JanelleJenstad commented 1 year ago

@JanelleJenstad I think you can do that with a regex: <pb n="\D\D That should find all <pb> elements with an @n value beginning with at least two non-digit characters (I get 16 results).

I found 360+ instances in 16 files. Today, I've reduced it to 167 instances in 11 files.

Note that the Regex threw up some Roman numeral @n values on <pb>: ii, ix, vii, etc. I will have to work out what the signatures ought to be. The editor can capture the printed Roman numberals using the <fw> element.

martindholmes commented 1 year ago

@JanelleJenstad Where are we on this? Should I do something with Schematron at this point, and if so, what? All <pb>/@n values are apparently unique already throughout the collection, so uniqueness doesn't seem to be a problem right now.
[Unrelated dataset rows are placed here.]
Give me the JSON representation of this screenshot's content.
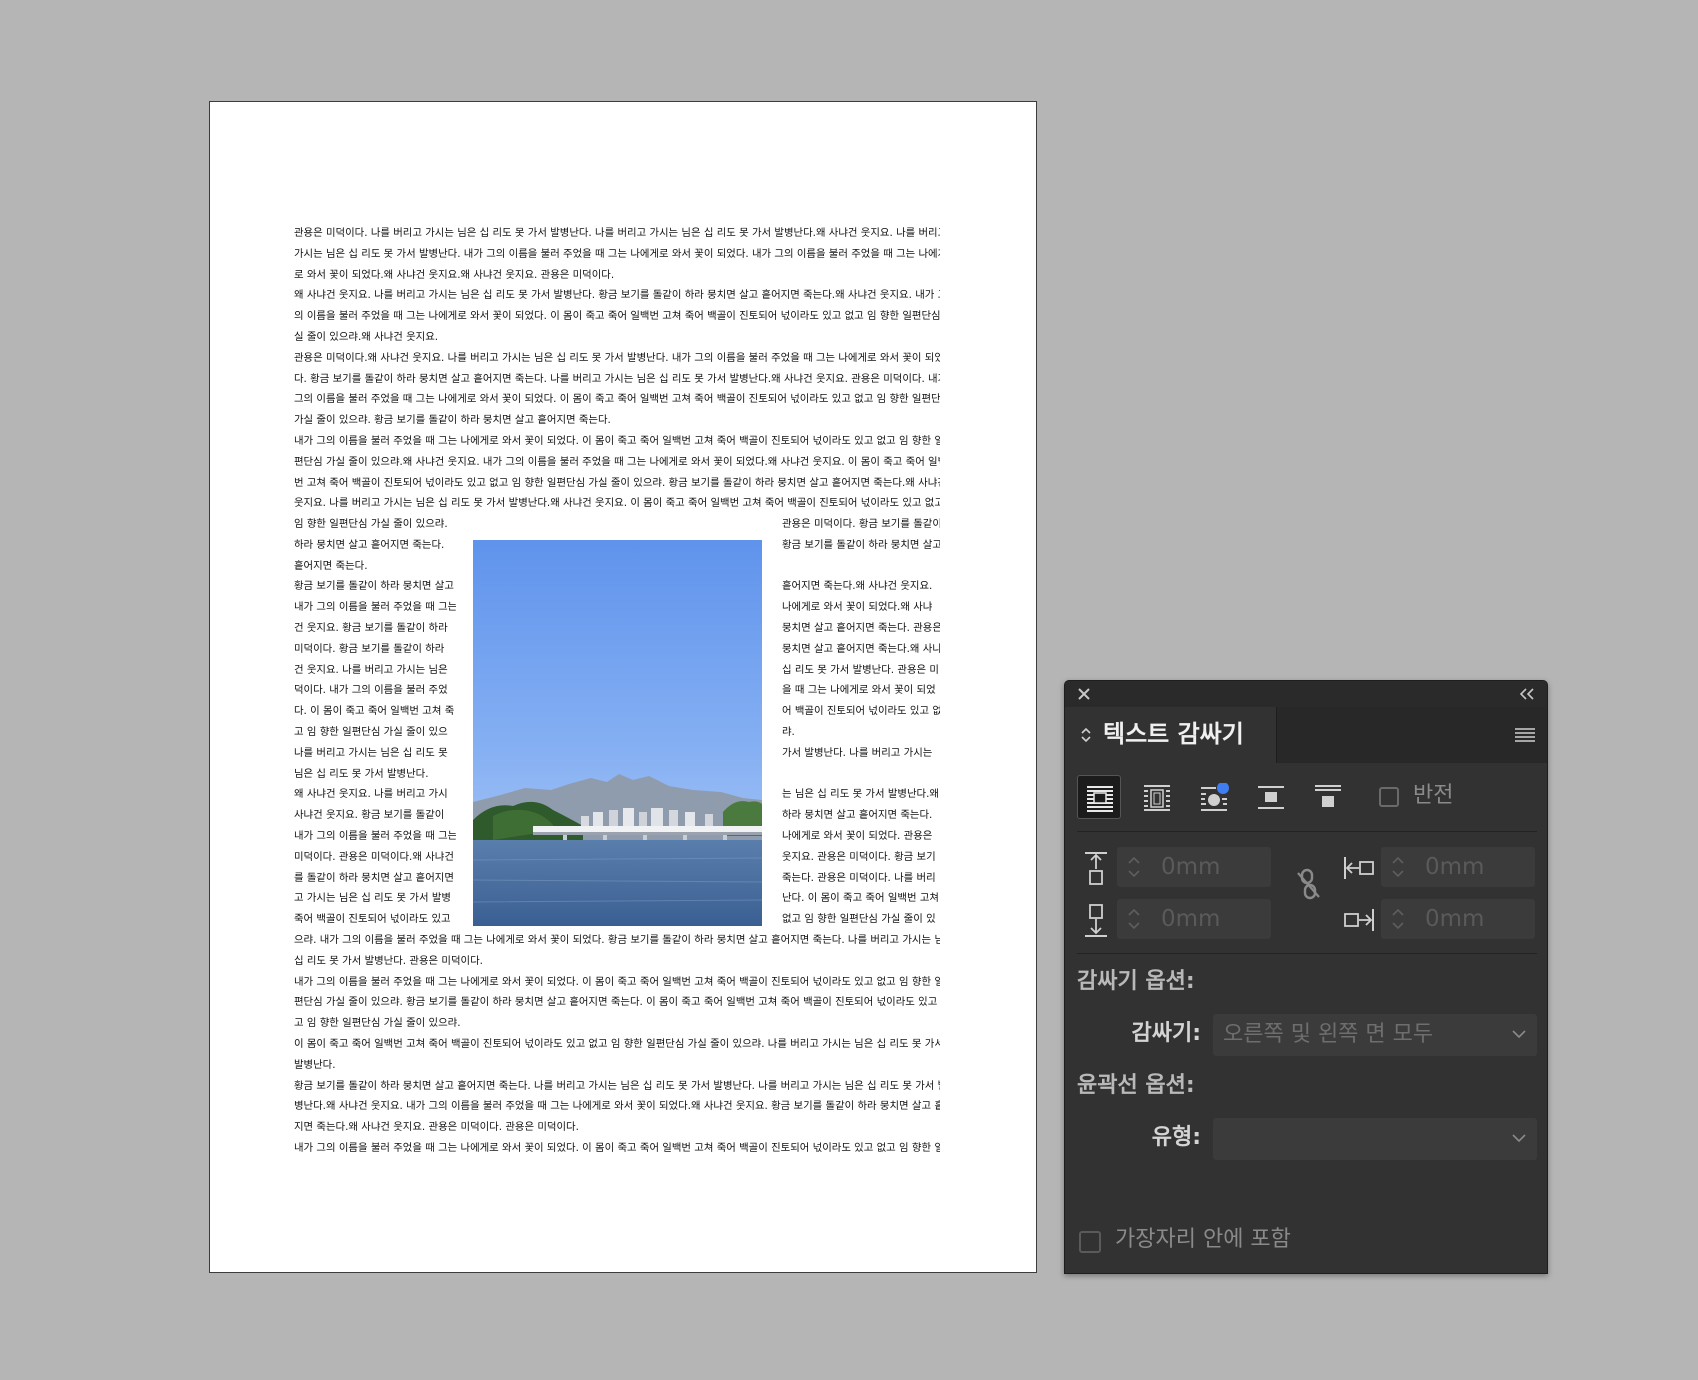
{
  "document": {
    "lines_top": [
      " 관용은 미덕이다. 나를 버리고 가시는 님은 십 리도 못 가서 발병난다. 나를 버리고 가시는 님은 십 리도 못 가서 발병난다.왜 사냐건 웃지요. 나를 버리고",
      "가시는 님은 십 리도 못 가서 발병난다. 내가 그의 이름을 불러 주었을 때 그는 나에게로 와서 꽃이 되었다. 내가 그의 이름을 불러 주었을 때 그는 나에게",
      "로 와서 꽃이 되었다.왜 사냐건 웃지요.왜 사냐건 웃지요. 관용은 미덕이다.",
      "왜 사냐건 웃지요. 나를 버리고 가시는 님은 십 리도 못 가서 발병난다. 황금 보기를 돌같이 하라 뭉치면 살고 흩어지면 죽는다.왜 사냐건 웃지요. 내가 그",
      "의 이름을 불러 주었을 때 그는 나에게로 와서 꽃이 되었다. 이 몸이 죽고 죽어 일백번 고쳐 죽어 백골이 진토되어 넋이라도 있고 없고 임 향한 일편단심 가",
      "실 줄이 있으랴.왜 사냐건 웃지요.",
      " 관용은 미덕이다.왜 사냐건 웃지요. 나를 버리고 가시는 님은 십 리도 못 가서 발병난다. 내가 그의 이름을 불러 주었을 때 그는 나에게로 와서 꽃이 되었",
      "다. 황금 보기를 돌같이 하라 뭉치면 살고 흩어지면 죽는다. 나를 버리고 가시는 님은 십 리도 못 가서 발병난다.왜 사냐건 웃지요. 관용은 미덕이다. 내가",
      "그의 이름을 불러 주었을 때 그는 나에게로 와서 꽃이 되었다. 이 몸이 죽고 죽어 일백번 고쳐 죽어 백골이 진토되어 넋이라도 있고 없고 임 향한 일편단심",
      "가실 줄이 있으랴. 황금 보기를 돌같이 하라 뭉치면 살고 흩어지면 죽는다.",
      " 내가 그의 이름을 불러 주었을 때 그는 나에게로 와서 꽃이 되었다. 이 몸이 죽고 죽어 일백번 고쳐 죽어 백골이 진토되어 넋이라도 있고 없고 임 향한 일",
      "편단심 가실 줄이 있으랴.왜 사냐건 웃지요. 내가 그의 이름을 불러 주었을 때 그는 나에게로 와서 꽃이 되었다.왜 사냐건 웃지요. 이 몸이 죽고 죽어 일백",
      "번 고쳐 죽어 백골이 진토되어 넋이라도 있고 없고 임 향한 일편단심 가실 줄이 있으랴. 황금 보기를 돌같이 하라 뭉치면 살고 흩어지면 죽는다.왜 사냐건",
      "웃지요. 나를 버리고 가시는 님은 십 리도 못 가서 발병난다.왜 사냐건 웃지요. 이 몸이 죽고 죽어 일백번 고쳐 죽어 백골이 진토되어 넋이라도 있고 없고"
    ],
    "lines_left": [
      "임 향한 일편단심 가실 줄이 있으랴.",
      "하라 뭉치면 살고 흩어지면 죽는다.",
      "흩어지면 죽는다.",
      " 황금 보기를 돌같이 하라 뭉치면 살고",
      "내가 그의 이름을 불러 주었을 때 그는",
      "건 웃지요. 황금 보기를 돌같이 하라",
      "미덕이다. 황금 보기를 돌같이 하라",
      "건 웃지요. 나를 버리고 가시는 님은",
      "덕이다. 내가 그의 이름을 불러 주었",
      "다. 이 몸이 죽고 죽어 일백번 고쳐 죽",
      "고 임 향한 일편단심 가실 줄이 있으",
      " 나를 버리고 가시는 님은 십 리도 못",
      "님은 십 리도 못 가서 발병난다.",
      "왜 사냐건 웃지요. 나를 버리고 가시",
      "사냐건 웃지요. 황금 보기를 돌같이",
      "내가 그의 이름을 불러 주었을 때 그는",
      "미덕이다. 관용은 미덕이다.왜 사냐건",
      "를 돌같이 하라 뭉치면 살고 흩어지면",
      "고 가시는 님은 십 리도 못 가서 발병",
      "죽어 백골이 진토되어 넋이라도 있고"
    ],
    "lines_right": [
      "관용은 미덕이다. 황금 보기를 돌같이",
      "황금 보기를 돌같이 하라 뭉치면 살고",
      "",
      "흩어지면 죽는다.왜 사냐건 웃지요.",
      "나에게로 와서 꽃이 되었다.왜 사냐",
      "뭉치면 살고 흩어지면 죽는다. 관용은",
      "뭉치면 살고 흩어지면 죽는다.왜 사냐",
      "십 리도 못 가서 발병난다. 관용은 미",
      "을 때 그는 나에게로 와서 꽃이 되었",
      "어 백골이 진토되어 넋이라도 있고 없",
      "랴.",
      "가서 발병난다. 나를 버리고 가시는",
      "",
      "는 님은 십 리도 못 가서 발병난다.왜",
      "하라 뭉치면 살고 흩어지면 죽는다.",
      "나에게로 와서 꽃이 되었다. 관용은",
      "웃지요. 관용은 미덕이다. 황금 보기",
      "죽는다. 관용은 미덕이다. 나를 버리",
      "난다. 이 몸이 죽고 죽어 일백번 고쳐",
      "없고 임 향한 일편단심 가실 줄이 있"
    ],
    "lines_bottom": [
      "으랴. 내가 그의 이름을 불러 주었을 때 그는 나에게로 와서 꽃이 되었다. 황금 보기를 돌같이 하라 뭉치면 살고 흩어지면 죽는다. 나를 버리고 가시는 님은",
      "십 리도 못 가서 발병난다. 관용은 미덕이다.",
      " 내가 그의 이름을 불러 주었을 때 그는 나에게로 와서 꽃이 되었다. 이 몸이 죽고 죽어 일백번 고쳐 죽어 백골이 진토되어 넋이라도 있고 없고 임 향한 일",
      "편단심 가실 줄이 있으랴. 황금 보기를 돌같이 하라 뭉치면 살고 흩어지면 죽는다. 이 몸이 죽고 죽어 일백번 고쳐 죽어 백골이 진토되어 넋이라도 있고 없",
      "고 임 향한 일편단심 가실 줄이 있으랴.",
      " 이 몸이 죽고 죽어 일백번 고쳐 죽어 백골이 진토되어 넋이라도 있고 없고 임 향한 일편단심 가실 줄이 있으랴. 나를 버리고 가시는 님은 십 리도 못 가서",
      "발병난다.",
      " 황금 보기를 돌같이 하라 뭉치면 살고 흩어지면 죽는다. 나를 버리고 가시는 님은 십 리도 못 가서 발병난다. 나를 버리고 가시는 님은 십 리도 못 가서 발",
      "병난다.왜 사냐건 웃지요. 내가 그의 이름을 불러 주었을 때 그는 나에게로 와서 꽃이 되었다.왜 사냐건 웃지요. 황금 보기를 돌같이 하라 뭉치면 살고 흩어",
      "지면 죽는다.왜 사냐건 웃지요. 관용은 미덕이다. 관용은 미덕이다.",
      " 내가 그의 이름을 불러 주었을 때 그는 나에게로 와서 꽃이 되었다. 이 몸이 죽고 죽어 일백번 고쳐 죽어 백골이 진토되어 넋이라도 있고 없고 임 향한 일"
    ]
  },
  "panel": {
    "tab_title": "텍스트 감싸기",
    "wrap_buttons": [
      {
        "name": "no-wrap",
        "icon": "no-wrap-icon",
        "active": true
      },
      {
        "name": "bounding-box-wrap",
        "icon": "bounding-box-wrap-icon",
        "active": false
      },
      {
        "name": "object-shape-wrap",
        "icon": "object-shape-wrap-icon",
        "active": false
      },
      {
        "name": "jump-object-wrap",
        "icon": "jump-object-wrap-icon",
        "active": false
      },
      {
        "name": "jump-next-column-wrap",
        "icon": "jump-next-column-wrap-icon",
        "active": false
      }
    ],
    "invert_label": "반전",
    "offsets": {
      "top": "0mm",
      "bottom": "0mm",
      "left": "0mm",
      "right": "0mm"
    },
    "wrap_options_heading": "감싸기 옵션:",
    "wrap_to_label": "감싸기:",
    "wrap_to_value": "오른쪽 및 왼쪽 면 모두",
    "contour_options_heading": "윤곽선 옵션:",
    "type_label": "유형:",
    "type_value": "",
    "include_inside_edges_label": "가장자리 안에 포함"
  },
  "colors": {
    "canvas": "#b5b5b5",
    "panel_bg": "#323232",
    "accent_blue": "#3f7ef0"
  }
}
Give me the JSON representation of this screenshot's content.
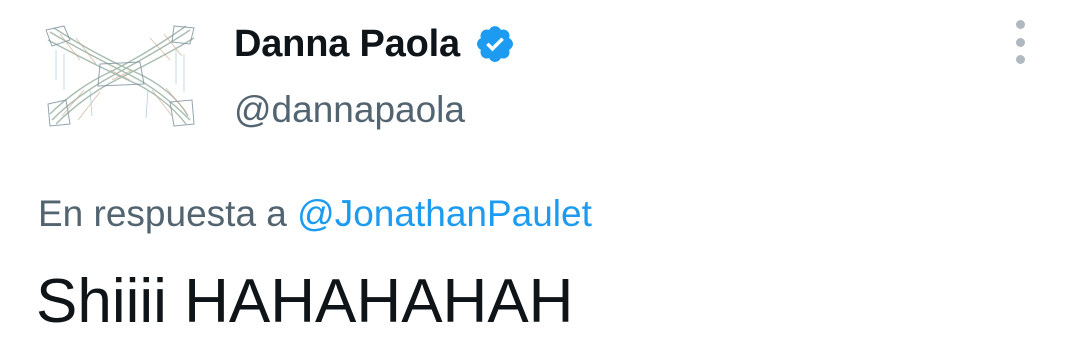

JanelleJenstad commented 1 year ago

I have fixed every n value on <pb> that needs fixing. We cannot standardize any more than I already have. Please implement this ticket after your vacation so that the @n value on <pb> displays on the left side of the line that contains the words "Page beginning"

martindholmes commented 1 year ago

@JanelleJenstad That's actually very tricky to do; the "Page beginning" text is a pseudo-element in CSS which is absolutely positioned to the right. In rev 15097 I've added the sig number to that text so it appears right with the page-break. I don't think we should inject it in any more obvious way because it's not part of the page content, it's metadata; we don't want people to confuse metadata with forme-works.

JanelleJenstad commented 1 year ago

That's a really good point about it being metadata. I agree that it shouldn't be too obvious. Thanks!

JanelleJenstad commented 1 year ago

This is working beautifully. Thank you! Closing ticket.